A walking booklet called Giant Strides was produced decades ago and it is still really useful today. It covers the Bramerton group of parishes, which includes ours. The author was Richard Crosskill, who graciously gave us permission to reproduce the booklet on this site when we asked. A couple of generous Parish Councillors lent this website a copy of the physical booklet, and we have scanned it in and created a PDF file, so that the hand drawn maps and collection of notes for each walk can live on.

Click the below button to download the whole booklet in its original form (pdf, 8MB).

(disclaimer: after so many years some of the routes may have overgrown or become less usable than they were, so until they are tested please be prepared for the occasions where you might have to detour or turn back).
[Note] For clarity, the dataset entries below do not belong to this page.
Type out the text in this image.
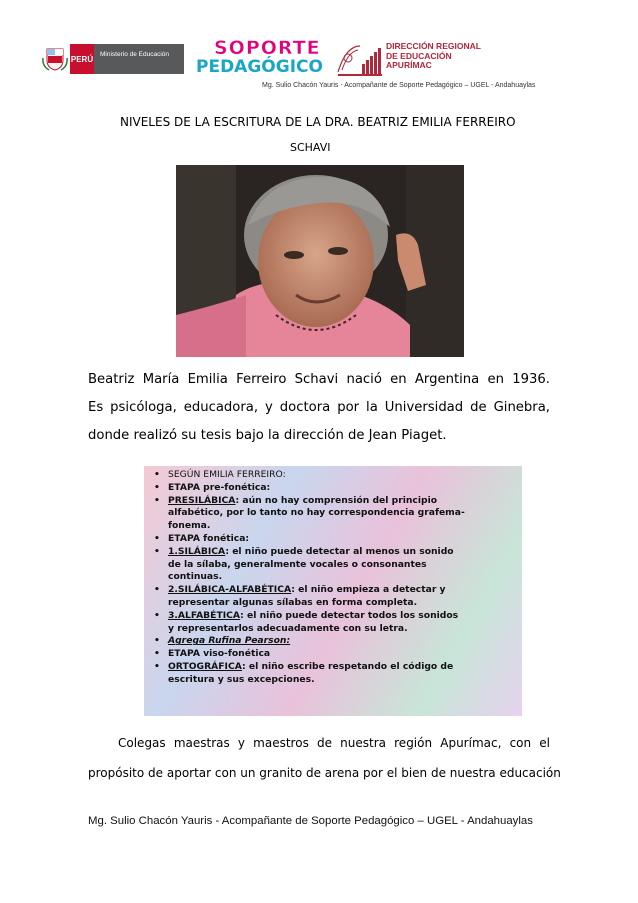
PERÚ	Ministerio de Educación	SOPORTE
PEDAGÓGICO
DIRECCIÓN REGIONAL
DE EDUCACIÓN
APURÍMAC
Mg. Sulio Chacón Yauris - Acompañante de Soporte Pedagógico – UGEL - Andahuaylas
NIVELES DE LA ESCRITURA DE LA DRA. BEATRIZ EMILIA FERREIRO
SCHAVI
Beatriz María Emilia Ferreiro Schavi nació en Argentina en 1936.
Es psicóloga, educadora, y doctora por la Universidad de Ginebra,
donde realizó su tesis bajo la dirección de Jean Piaget.
• SEGÚN EMILIA FERREIRO:
• ETAPA pre-fonética:
• PRESILÁBICA: aún no hay comprensión del principio
alfabético, por lo tanto no hay correspondencia grafema-
fonema.
• ETAPA fonética:
• 1.SILÁBICA: el niño puede detectar al menos un sonido
de la sílaba, generalmente vocales o consonantes
continuas.
• 2.SILÁBICA-ALFABÉTICA: el niño empieza a detectar y
representar algunas sílabas en forma completa.
• 3.ALFABÉTICA: el niño puede detectar todos los sonidos
y representarlos adecuadamente con su letra.
• Agrega Rufina Pearson:
• ETAPA viso-fonética
• ORTOGRÁFICA: el niño escribe respetando el código de
escritura y sus excepciones.
Colegas maestras y maestros de nuestra región Apurímac, con el
propósito de aportar con un granito de arena por el bien de nuestra educación
Mg. Sulio Chacón Yauris - Acompañante de Soporte Pedagógico – UGEL - Andahuaylas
The front cover of the Giant Strides walking booklet

Some of the walks in this booklet, including the diagrams, were also serialised over a number of issues in the Eleven Says local newspaper, beginning issue 283 June/July 2020, and one of our circular walks detailed on this website is taken directly from the booklet, it’s still walkable today:

Our Circular Walk

Richard Crosskill died in 2022, and you can read an obituary in Eleven Says issue 298 Dec 2022. When we asked Richard in the summer of 2020 if we could reproduce the booklet on this website, his reply, reproduced below, describes some of the motivation and history of producing this set of local walking routes, and shows some of the wit and humour he was well known for:

My main aim over the years is to persuade people to get out and use the public footpaths, so they don’t grow over.  I have not been fussed how the material is disseminated.

The short history is that 1,000 copies of Eleven Walks were printed in 1980, after receiving grants, and a slightly larger version entitled “Giant Strides” (produced 750) came out in 1993. The profits were subsequently handed to Eleven Says to produce a walks sheet to be distributed to every doorstep in the Bramerton Group area.

The only mistake occurred funnily enough in Yelverton, where a parish councillor owned up to harbouring in his garage for just over a year an oak finger post to mark an agreed deviation. There’s enthusiasm for you.

Ted Ellis, the naturalist, who contributed Surlingham notes was alive then and cheerfully gave permission for his piece.

I am most flattered that you should seek to gain my approval where you feel it is necessary, but after 36 years you need not bother.

I do firmly feel however that your truly local walk should be tested, just in case there are any footpath signs still under the bed.